4.3 The Membership Fee and the Annual Dues shall be remitted to the bank account designated by the Company and any charges incurred for the remittance shall be borne by the Member.

4.4 The Membership Fee or the Annual Dues shall not be returned to the Member in part or in whole unless the Service is unilaterally terminated by the Company.

4.5 Should any information provided to the Company upon the application for the Membership need to be changed, the Member shall notify the Company of such a change without delay.

4.6 The Member shall not be entitled to sell, assign, delegate, pledge, transfer to any third party or otherwise dispose of any right or obligation under this Agreement or as being the Member without the express prior written consent of the Company.

 
   
   Section 5: Suspension and Termination of the Membership
 
  5.1 The Member may terminate its Membership at any time subject to giving a one (1) month prior written notice to the Company.

 
5.2 The Company may suspend or terminate, at the Company's discretion, the Member's Membership;
(a) if the Member uses the ID or the Password for unlawful purpose; or
(b) if the Member intentionally prevents the Company from providing the Service or;
(c) if the Member fails the Annual Dues by the specified deadline; or
(d) if the Member becomes insolvent or bankrupt or takes action leading to its winding-up; or
(e) if the Member breaches any of the terms of this Agreement or otherwise the Company reasonably finds the Member's holding of its membership inappropriate under the circumstances.

The Company may claim its damages cause by the suspension or termination hereunder.

 
   
   Section 6: Disclaimer
 
  The Company shall be held liable for neither direct nor indirect damages (including consequential and incidental damages), regardless of whether such damages are foreseeable or not, incurred by the Member arising out of or in connection with the Company's provision or non-provision of the Service. The Member shall indemnify and hold the Company harmless against all losses and damages resulting from the Member's use or non-use of the Service.

 
 
   
   Section 7: Confidentiality and Intellectual Property Rights
 
  7.1 The Member shall keep the Confidential Information in strict confidence and shall not disclose it to third parties for five (5) years following the first disclosure by the Company to the Member without the Company's prior written consent.

 
7.2 The Confidential Information shall not include the information which:

(a) was in the public domain at the time it was disclosed;
(b) was known to the Member at the time of disclosure; or
(c) was independently developed by the Member.

7.3 The Member acknowledges and agrees that all intellectual property rights which may be vested in the Company in connection with the Service or the Site including, but not limited to, patent, copyright, design right, trademark, or trade secrets, shall remain the property of the Company, and it shall in no way be construed that the Member has been granted to use such rights in whole or in part.
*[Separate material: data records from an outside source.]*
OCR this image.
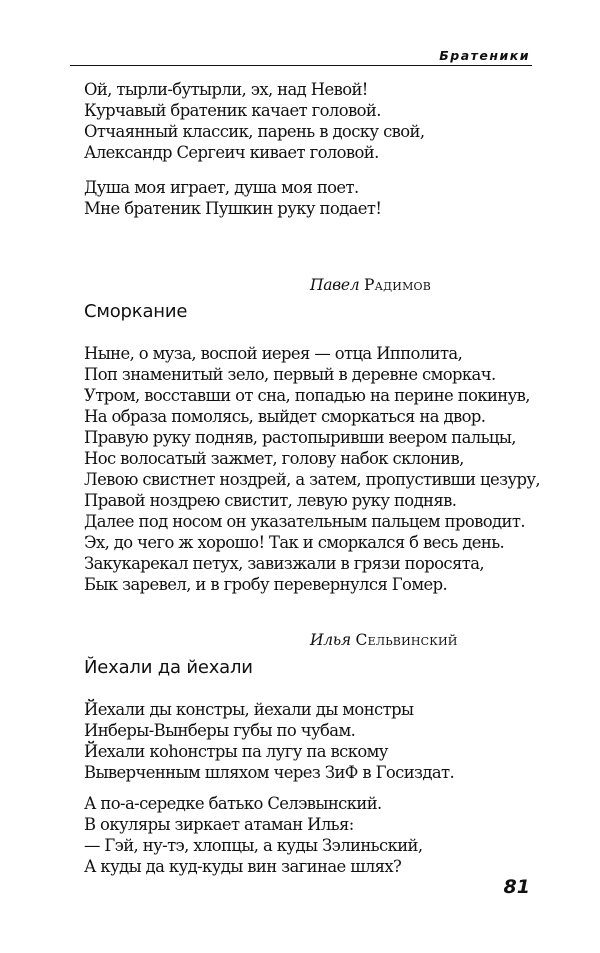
Братеники
Ой, тырли-бутырли, эх, над Невой!
Курчавый братеник качает головой.
Отчаянный классик, парень в доску свой,
Александр Сергеич кивает головой.
Душа моя играет, душа моя поет.
Мне братеник Пушкин руку подает!
Павел Радимов
Сморкание
Ныне, о муза, воспой иерея — отца Ипполита,
Поп знаменитый зело, первый в деревне сморкач.
Утром, восставши от сна, попадью на перине покинув,
На образа помолясь, выйдет сморкаться на двор.
Правую руку подняв, растопыривши веером пальцы,
Нос волосатый зажмет, голову набок склонив,
Левою свистнет ноздрей, а затем, пропустивши цезуру,
Правой ноздрею свистит, левую руку подняв.
Далее под носом он указательным пальцем проводит.
Эх, до чего ж хорошо! Так и сморкался б весь день.
Закукарекал петух, завизжали в грязи поросята,
Бык заревел, и в гробу перевернулся Гомер.
Илья Сельвинский
Йехали да йехали
Йехали ды констры, йехали ды монстры
Инберы-Вынберы губы по чубам.
Йехали коhонстры па лугу па вскому
Выверченным шляхом через ЗиФ в Госиздат.
А по-а-середке батько Селэвынский.
В окуляры зиркает атаман Илья:
— Гэй, ну-тэ, хлопцы, а куды Зэлиньский,
А куды да куд-куды вин загинае шлях?
81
7.4 The obligation of the Member under this Section 7 shall survive any termination or expiration of its Membership.

 
   
   Section 8: Duration of Membership
 
  The duration of the Membership shall be one (1) year from the date of acceptance by the Company of the Member's application for the Membership, provided, however, that such period shall be automatically extended for subsequent periods of one (1) year unless one party receives a written notice advising the other's intention not to extend any further one (1) month before the date of the anticipated expiration.

 
 
   
   Section 9: Governing Law and Jurisdiction
 
  This Agreement shall be validated and construed in accordance with the laws of Japan. The Company and the Member shall submit to the exclusive jurisdiction of the Tokyo District Court all disputes arising out of or in connection with this Agreement.